Olurode argued that instead of being sycophants to temporary custodians of power and risk losing their coveted crowns, he advised that they can render consultancy services to governments and its agents in the spheres of land matters, security, revenue mobilisation, peace building and judicial matters among others.

He derided a development where some uncouth traditional rulers have traded off their freedom for ill advised involvement in politics at the detriment of their people and engagement in farming.

He was of the view that the executive branch would always need the services of traditional rulers in reaching the grassroots but that most Oba are in a haste to impress the executive. Unknown to some members of the executive branch, most Oba had since lost touch with reality at the grassroots.

He then urged governments to discontinue the allocation of 5% to traditional institutions and in its place he suggested remuneration by the people based on popularity and acceptability of traditional rulers by their people.

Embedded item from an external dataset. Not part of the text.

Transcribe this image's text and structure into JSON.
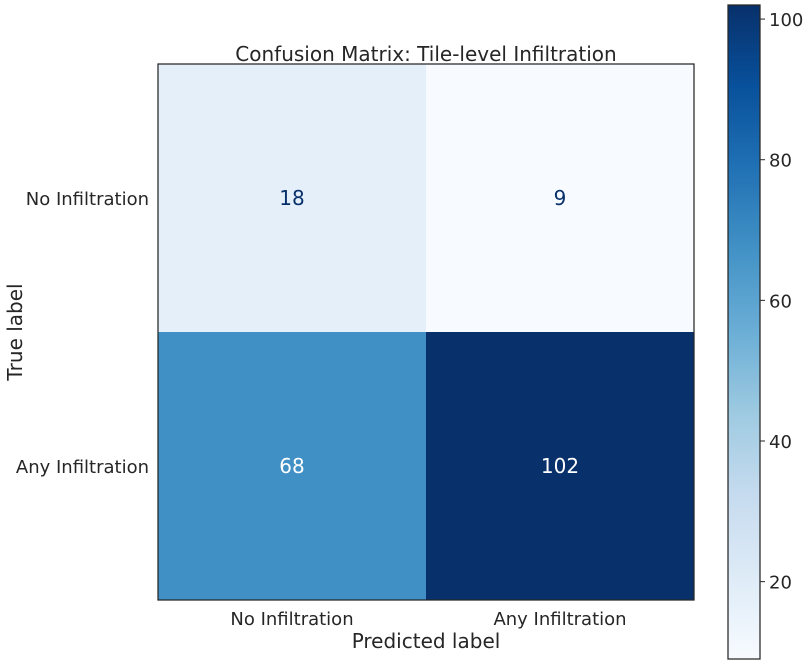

He explained that the practice had encouraged a life of indolence and rendering objective advise to governments at all levels apart fostering sharing mentality and thus entrancing repacious money culture.

He advised governors to see the entire states as their constituency and not narrowly their towns.

Dignitaries at the occasion were Chief Benedict Alabi, the deputy governor of Osun State, who represented his boss, Alh. Isiaka Adegboyega Oyetola, Prince Bayo Osiyemi, the representative of Governor Babajide Sanwoolu of Lagos State, Oba Abdulrauf Adedeji, Akinrun of Ikirun, among others.